You can draw a lot of information from the way somebody gazes at you. I can tell you from a plainclothes photo if somebody is a fighter or not. I have been around them so much that I can peek in their eyes for a second and recognize them. It's starting to be the same for writers also.
There is no doubt that writing a novel is the most difficult thing I've ever tried to do. It's a problem of accuracy. For every accurate physical transplantation of an image in your mind on to paper, you will have to fail it ten times. Capturing the essence of the absolute is a frustrating business and I'm starting to see a trend in the eyes of successful writers. They all express in their own way, that silent longing, that never fulfilled thirst for accuracy. Just take a look at this photo, one of my favorite writer portraits of all time where Upton Sinclair expresses his psychotic despair about his profession:
This is the look of a man that silently says: "OH GODDAMIT. I TRIED MY WHOLE LIFE TO WRITE DOWN WHAT I WANTED TO SAY AND ALL I COULD COME UP WITH IS THAT CRAP? GOSH, I'M A SICKENING FAILURE".
You can also see it in this photo of Hemingway at the twilight of his life, the soulless stare of the man expresses more than words his famous quote: "There's nothing to writing. You just sit at a typewriter and bleed".

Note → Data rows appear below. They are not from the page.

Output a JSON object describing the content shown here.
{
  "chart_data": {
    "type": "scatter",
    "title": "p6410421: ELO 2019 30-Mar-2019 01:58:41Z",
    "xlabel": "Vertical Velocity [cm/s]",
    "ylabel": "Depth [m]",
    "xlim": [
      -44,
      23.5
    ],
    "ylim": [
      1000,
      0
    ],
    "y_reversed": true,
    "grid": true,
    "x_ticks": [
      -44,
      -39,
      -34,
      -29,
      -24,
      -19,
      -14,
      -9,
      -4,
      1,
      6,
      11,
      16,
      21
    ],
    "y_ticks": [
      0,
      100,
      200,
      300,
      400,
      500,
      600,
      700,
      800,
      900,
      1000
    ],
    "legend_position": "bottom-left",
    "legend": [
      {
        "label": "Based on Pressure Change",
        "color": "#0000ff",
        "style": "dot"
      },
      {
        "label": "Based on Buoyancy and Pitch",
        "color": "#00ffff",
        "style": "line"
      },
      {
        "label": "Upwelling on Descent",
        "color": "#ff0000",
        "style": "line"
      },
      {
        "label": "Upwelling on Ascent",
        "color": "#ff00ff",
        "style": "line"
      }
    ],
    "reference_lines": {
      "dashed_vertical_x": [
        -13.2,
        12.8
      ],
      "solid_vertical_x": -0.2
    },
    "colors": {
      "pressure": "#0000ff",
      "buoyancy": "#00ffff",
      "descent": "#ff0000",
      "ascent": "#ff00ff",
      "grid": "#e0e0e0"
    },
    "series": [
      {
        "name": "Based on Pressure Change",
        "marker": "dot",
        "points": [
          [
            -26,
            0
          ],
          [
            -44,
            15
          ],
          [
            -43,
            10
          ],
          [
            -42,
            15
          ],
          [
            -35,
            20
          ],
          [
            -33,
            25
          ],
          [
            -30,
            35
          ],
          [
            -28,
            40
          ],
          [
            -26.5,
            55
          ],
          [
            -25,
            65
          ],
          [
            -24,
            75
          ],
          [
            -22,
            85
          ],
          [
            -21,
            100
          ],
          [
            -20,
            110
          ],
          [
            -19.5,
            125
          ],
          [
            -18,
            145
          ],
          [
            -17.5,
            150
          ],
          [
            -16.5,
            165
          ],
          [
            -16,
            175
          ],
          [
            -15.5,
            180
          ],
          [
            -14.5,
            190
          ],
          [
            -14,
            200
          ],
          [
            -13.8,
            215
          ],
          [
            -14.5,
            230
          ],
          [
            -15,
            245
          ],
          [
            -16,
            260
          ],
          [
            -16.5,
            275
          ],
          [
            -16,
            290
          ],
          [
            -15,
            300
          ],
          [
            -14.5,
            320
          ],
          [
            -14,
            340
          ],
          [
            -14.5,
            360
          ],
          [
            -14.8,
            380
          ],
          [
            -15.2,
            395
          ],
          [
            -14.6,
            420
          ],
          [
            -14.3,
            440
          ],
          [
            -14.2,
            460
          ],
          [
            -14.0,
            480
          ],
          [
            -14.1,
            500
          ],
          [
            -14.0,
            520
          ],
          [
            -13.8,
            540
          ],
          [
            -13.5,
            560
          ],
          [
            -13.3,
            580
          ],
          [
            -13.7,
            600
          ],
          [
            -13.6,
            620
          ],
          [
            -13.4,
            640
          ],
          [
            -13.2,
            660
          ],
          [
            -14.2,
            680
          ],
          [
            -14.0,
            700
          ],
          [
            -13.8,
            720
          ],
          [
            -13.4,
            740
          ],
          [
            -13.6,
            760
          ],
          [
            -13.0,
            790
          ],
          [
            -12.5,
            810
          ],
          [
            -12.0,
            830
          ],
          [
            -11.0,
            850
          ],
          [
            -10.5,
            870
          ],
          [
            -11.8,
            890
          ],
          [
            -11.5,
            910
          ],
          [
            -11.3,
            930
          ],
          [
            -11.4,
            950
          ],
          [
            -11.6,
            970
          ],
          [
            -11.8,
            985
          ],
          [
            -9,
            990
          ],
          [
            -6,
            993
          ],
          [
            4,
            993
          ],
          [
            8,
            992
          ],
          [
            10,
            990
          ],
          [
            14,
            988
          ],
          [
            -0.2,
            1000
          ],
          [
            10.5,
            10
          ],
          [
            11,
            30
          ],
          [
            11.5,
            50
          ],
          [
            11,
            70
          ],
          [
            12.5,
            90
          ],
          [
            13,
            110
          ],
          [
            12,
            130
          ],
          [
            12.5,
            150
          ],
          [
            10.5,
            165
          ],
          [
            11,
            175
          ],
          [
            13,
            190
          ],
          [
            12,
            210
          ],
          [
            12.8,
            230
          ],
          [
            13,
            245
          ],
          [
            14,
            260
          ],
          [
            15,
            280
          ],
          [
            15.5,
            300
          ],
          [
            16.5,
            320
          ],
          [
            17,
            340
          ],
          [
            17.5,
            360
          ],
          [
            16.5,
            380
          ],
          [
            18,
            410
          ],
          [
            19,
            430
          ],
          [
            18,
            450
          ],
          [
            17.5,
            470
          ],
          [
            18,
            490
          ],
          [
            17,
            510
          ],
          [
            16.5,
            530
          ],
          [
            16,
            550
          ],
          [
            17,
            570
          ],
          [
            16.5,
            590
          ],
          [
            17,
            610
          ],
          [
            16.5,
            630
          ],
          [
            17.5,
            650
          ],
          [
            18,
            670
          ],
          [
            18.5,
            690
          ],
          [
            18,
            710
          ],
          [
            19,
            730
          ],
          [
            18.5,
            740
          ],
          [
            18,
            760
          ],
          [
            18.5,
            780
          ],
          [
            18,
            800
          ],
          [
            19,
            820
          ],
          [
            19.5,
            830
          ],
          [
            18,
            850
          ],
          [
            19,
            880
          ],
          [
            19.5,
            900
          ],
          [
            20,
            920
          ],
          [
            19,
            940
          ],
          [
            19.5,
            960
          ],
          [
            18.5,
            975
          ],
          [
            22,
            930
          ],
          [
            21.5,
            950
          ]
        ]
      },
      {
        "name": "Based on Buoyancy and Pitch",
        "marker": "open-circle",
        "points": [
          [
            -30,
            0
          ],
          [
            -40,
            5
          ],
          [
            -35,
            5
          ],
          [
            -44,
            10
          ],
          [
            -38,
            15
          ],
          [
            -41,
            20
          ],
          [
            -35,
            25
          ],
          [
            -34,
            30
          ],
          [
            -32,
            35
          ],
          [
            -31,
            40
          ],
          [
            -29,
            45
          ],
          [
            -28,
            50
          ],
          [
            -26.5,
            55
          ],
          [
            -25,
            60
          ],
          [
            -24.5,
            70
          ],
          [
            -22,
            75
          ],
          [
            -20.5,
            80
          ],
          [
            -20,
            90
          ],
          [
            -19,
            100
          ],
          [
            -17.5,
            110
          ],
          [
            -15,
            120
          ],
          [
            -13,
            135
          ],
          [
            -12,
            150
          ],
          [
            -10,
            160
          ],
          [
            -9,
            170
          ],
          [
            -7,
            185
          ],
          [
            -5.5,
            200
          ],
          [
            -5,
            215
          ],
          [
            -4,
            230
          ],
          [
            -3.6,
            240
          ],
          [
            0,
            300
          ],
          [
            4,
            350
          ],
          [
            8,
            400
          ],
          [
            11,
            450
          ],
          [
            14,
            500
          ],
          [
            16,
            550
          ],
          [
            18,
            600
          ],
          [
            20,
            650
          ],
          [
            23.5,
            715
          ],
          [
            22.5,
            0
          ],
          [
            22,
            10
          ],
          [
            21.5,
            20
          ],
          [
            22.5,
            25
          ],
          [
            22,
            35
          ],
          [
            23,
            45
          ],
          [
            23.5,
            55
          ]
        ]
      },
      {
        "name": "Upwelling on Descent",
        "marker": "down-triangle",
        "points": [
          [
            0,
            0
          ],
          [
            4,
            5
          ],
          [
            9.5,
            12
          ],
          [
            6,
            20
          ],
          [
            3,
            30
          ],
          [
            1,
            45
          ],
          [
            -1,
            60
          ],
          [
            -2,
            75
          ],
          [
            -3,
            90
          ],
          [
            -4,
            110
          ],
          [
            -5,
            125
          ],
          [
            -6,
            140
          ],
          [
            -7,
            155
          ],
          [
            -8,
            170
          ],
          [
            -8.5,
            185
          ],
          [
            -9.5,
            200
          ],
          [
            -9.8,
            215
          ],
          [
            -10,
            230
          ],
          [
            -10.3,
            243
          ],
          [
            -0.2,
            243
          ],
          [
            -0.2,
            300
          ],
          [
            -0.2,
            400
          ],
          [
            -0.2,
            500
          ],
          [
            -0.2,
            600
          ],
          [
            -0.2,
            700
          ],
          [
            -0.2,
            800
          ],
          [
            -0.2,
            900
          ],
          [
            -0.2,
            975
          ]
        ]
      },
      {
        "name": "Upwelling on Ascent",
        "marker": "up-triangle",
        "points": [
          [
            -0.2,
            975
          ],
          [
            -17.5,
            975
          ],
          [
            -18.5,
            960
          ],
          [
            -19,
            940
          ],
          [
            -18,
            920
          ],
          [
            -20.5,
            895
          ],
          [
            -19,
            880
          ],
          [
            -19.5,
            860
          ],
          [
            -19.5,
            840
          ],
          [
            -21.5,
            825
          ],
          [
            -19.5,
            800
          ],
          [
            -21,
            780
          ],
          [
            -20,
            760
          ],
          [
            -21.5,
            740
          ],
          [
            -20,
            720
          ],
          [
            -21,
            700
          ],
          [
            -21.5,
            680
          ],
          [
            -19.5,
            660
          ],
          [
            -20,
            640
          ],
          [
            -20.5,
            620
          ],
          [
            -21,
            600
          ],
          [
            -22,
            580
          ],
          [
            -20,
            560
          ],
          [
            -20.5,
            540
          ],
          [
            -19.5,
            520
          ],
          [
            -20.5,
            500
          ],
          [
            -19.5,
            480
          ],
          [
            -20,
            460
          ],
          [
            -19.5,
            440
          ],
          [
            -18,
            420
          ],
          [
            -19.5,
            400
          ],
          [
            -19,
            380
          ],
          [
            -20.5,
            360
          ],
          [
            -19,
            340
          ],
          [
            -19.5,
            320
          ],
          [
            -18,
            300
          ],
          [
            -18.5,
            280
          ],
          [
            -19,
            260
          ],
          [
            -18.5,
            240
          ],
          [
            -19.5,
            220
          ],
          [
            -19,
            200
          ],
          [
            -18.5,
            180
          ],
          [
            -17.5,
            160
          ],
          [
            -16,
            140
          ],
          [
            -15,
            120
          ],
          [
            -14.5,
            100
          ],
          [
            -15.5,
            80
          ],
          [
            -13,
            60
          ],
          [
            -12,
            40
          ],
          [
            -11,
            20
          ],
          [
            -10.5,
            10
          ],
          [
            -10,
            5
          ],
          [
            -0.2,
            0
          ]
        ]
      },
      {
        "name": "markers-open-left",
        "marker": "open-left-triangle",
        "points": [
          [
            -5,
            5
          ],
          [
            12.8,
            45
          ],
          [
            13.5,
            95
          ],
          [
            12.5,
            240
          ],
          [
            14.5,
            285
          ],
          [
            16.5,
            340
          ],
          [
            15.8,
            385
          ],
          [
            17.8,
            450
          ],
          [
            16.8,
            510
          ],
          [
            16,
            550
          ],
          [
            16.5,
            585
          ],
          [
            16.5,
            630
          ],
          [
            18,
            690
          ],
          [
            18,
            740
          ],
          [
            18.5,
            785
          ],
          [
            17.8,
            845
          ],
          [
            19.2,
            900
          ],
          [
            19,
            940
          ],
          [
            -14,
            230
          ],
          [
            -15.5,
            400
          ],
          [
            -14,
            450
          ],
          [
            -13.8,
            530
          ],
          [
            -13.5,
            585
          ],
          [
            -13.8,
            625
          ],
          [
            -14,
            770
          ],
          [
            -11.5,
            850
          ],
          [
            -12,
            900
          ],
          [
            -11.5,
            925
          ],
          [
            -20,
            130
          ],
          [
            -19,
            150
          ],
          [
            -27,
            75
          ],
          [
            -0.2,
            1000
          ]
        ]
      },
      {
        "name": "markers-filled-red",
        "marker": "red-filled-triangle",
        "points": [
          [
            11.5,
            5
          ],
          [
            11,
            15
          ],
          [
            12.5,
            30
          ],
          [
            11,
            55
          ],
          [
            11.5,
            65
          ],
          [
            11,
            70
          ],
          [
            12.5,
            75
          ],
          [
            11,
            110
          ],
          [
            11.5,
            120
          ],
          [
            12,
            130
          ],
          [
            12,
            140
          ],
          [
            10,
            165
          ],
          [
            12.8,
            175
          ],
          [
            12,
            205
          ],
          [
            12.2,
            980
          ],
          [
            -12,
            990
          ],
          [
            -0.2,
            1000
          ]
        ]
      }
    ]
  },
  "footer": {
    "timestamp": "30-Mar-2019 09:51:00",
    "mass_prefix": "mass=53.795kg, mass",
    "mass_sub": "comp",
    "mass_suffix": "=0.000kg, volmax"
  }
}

My new darling-writer Norman Mailer was also not exempt of the writerly gaze. Many beautiful photos have been taken of the quiet resignation in his eyes in front of the sisyphean task of the writer:
Even writers I don't like have the gaze. J.K Rowling and John Grisham for example:
There's no use hiding it...
...because it will always be with you...just ask Hunter:
But for some...as hard as I can search...there's no photos of the writerly gaze. There is only opportunism and teenage fantasies of being in Hollywood come true.
It's in the eyes. The words lie but the eyes tell the truth. Those who tried to bring you the most solid and accurate work have the weight of ten lifetimes in their gaze.